I’ve also had the opportunity to participate to two sessions of System Change HIVE, invited by Julie Doyle and to take part to the conversations and discover the processes the group is setting up.
Some of these decisive meetings were made possible thanks to the sharp, transversal perspective of Stuart Hedley, from the Creative Futures group.
On the side of the CDCI, my fellowship was hosted by Helen Kennedy and Donna Close. Their experience and expertise in VR and immersive technologies were crucial for the step of development of my work in Brighton. As my first idea was to work with VR in this project, I needed to experiment with different types of headsets. During the residency with Blast Theory, I explored lots of VR works and I finally decided not to imagine a virtual world but to develop another kind of perception of nature.
I worked closely with Marley Cole and Rafael Lino in order to research the potential of different technologies.
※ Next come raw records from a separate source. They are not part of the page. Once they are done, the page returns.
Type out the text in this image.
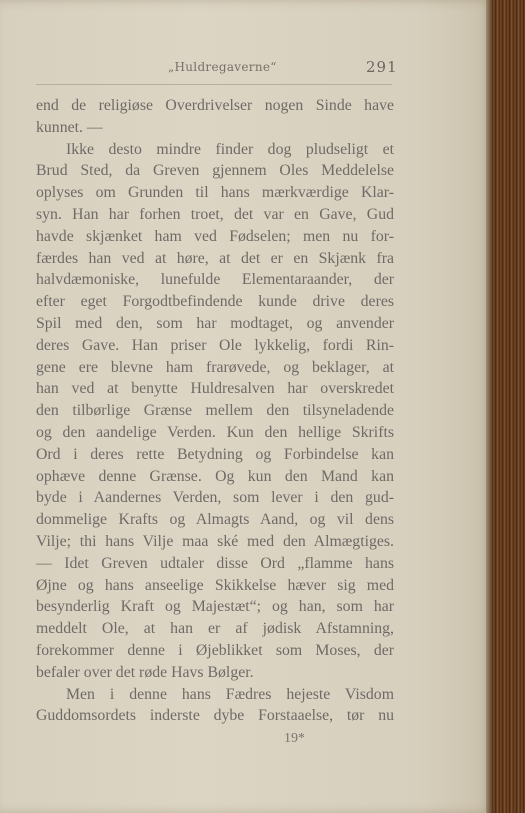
„Huldregaverne“	291
end de religiøse Overdrivelser nogen Sinde have
kunnet. —
Ikke desto mindre finder dog pludseligt et
Brud Sted, da Greven gjennem Oles Meddelelse
oplyses om Grunden til hans mærkværdige Klar-
syn. Han har forhen troet, det var en Gave, Gud
havde skjænket ham ved Fødselen; men nu for-
færdes han ved at høre, at det er en Skjænk fra
halvdæmoniske, lunefulde Elementaraander, der
efter eget Forgodtbefindende kunde drive deres
Spil med den, som har modtaget, og anvender
deres Gave. Han priser Ole lykkelig, fordi Rin-
gene ere blevne ham frarøvede, og beklager, at
han ved at benytte Huldresalven har overskredet
den tilbørlige Grænse mellem den tilsyneladende
og den aandelige Verden. Kun den hellige Skrifts
Ord i deres rette Betydning og Forbindelse kan
ophæve denne Grænse. Og kun den Mand kan
byde i Aandernes Verden, som lever i den gud-
dommelige Krafts og Almagts Aand, og vil dens
Vilje; thi hans Vilje maa ské med den Almægtiges.
— Idet Greven udtaler disse Ord „flamme hans
Øjne og hans anseelige Skikkelse hæver sig med
besynderlig Kraft og Majestæt“; og han, som har
meddelt Ole, at han er af jødisk Afstamning,
forekommer denne i Øjeblikket som Moses, der
befaler over det røde Havs Bølger.
Men i denne hans Fædres hejeste Visdom
Guddomsordets inderste dybe Forstaaelse, tør nu
19*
Marley introduced me to the binaural audio and with Rafael I was able to experiment the HTC Vive helmet.
Following the tests, I realized that the collective experience I wanted to create was complicated by VR, and decided to use the binaural sound, that allows me both to put the audience in a strong connection with nature and to build a collective situation.
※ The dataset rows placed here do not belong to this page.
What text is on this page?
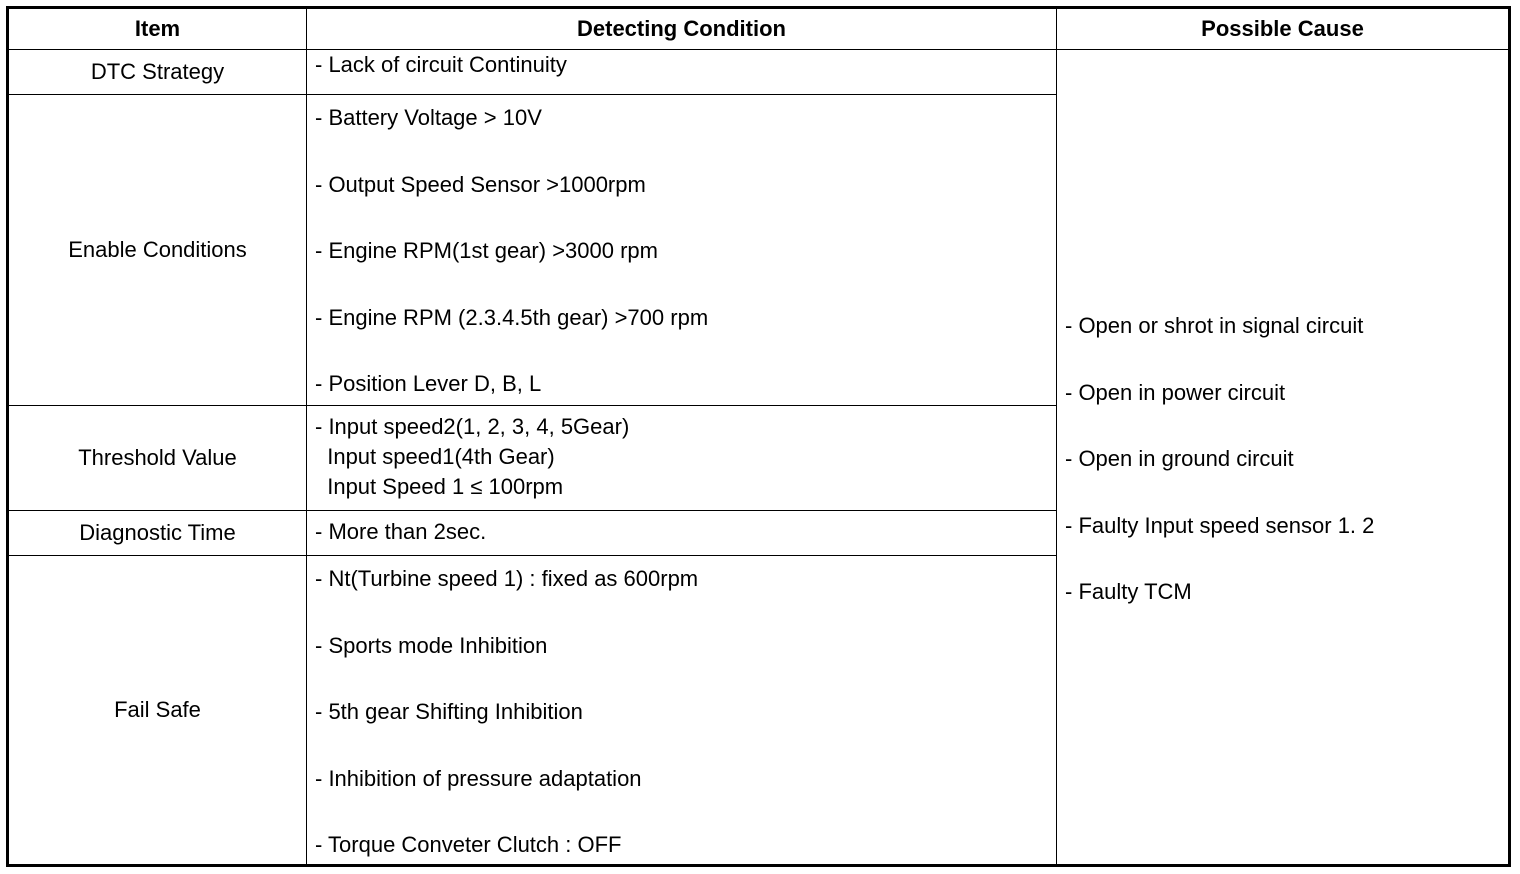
Item	Detecting Condition	Possible Cause
DTC Strategy	- Lack of circuit Continuity	- Open or shrot in signal circuit
- Open in power circuit
- Open in ground circuit
- Faulty Input speed sensor 1. 2
- Faulty TCM

Enable Conditions	- Battery Voltage > 10V
- Output Speed Sensor >1000rpm
- Engine RPM(1st gear) >3000 rpm
- Engine RPM (2.3.4.5th gear) >700 rpm
- Position Lever D, B, L	

Threshold Value	- Input speed2(1, 2, 3, 4, 5Gear)
Input speed1(4th Gear)
Input Speed 1 ≤ 100rpm	

Diagnostic Time	- More than 2sec.	

Fail Safe	- Nt(Turbine speed 1) : fixed as 600rpm
- Sports mode Inhibition
- 5th gear Shifting Inhibition
- Inhibition of pressure adaptation
- Torque Conveter Clutch : OFF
The other facet of my Fellowship at the CDCI was to produce the first prototype of the ‘mirror helmet’ I wanted to make as part of the interactive journey in the nature. I was able to print with a 3D printer two helmets in a small scale with different materials (resin, PLA, mirror film). This stage was very important and let me design the process to print the helmets in the 1:1 scale.
First prototype of the helmets, printed with a 3D printer in a small scale
As part of the Fellowship, I also wanted to engage with the Centre’s community of PhD students.
This community was very interesting because the students have different backgrounds, from geography to photography.
I ran a workshop with them, around speculative fictions related to my work. Under the title 2051: what if natural elements had legal status, the idea was to imagine our relationship to the natural elements in 2051. Why 2051? 2050 being a pivotal date in studies and prognoses on climate change, it seemed interesting to me to place the context one year later.
How can we imagine a forest, a river, a cliff communicating, expressing oneself, in a relationship with humans where these elements would be their equals? How to feel, translate, make visible? Is it possible in our ‘Western approach’ to consider legal representation as in some countries now? Or should we rather stay in a world where ‘exchange and diplomatic relations’ could be the rule?
Taking as a starting point this context and the interdisciplinarity of their respective research, they worked on these speculative fictions by using collage and video as the way to make their stories.
The workshop was organized by Frauke Behrendt as well as the talk I ran at the end of my Fellowship, to discuss the process I engaged in with this work.
I was able to attend Change for the Machine: An XR Symposium, held by Helen Kennedy, Donna Close and Daniel Harley at the end of May.
The form of this project is new in my artistic practice. I was able to develop this first part and link it to my work through the residency with Blast Theory and the Visiting Fellowship at the University of Brighton. The work I deployed in this framework allowed me to create an experience where technology is erased in the narrative, and makes it possible to connect the natural space to the narrative, in a relationship that is both individual and collective.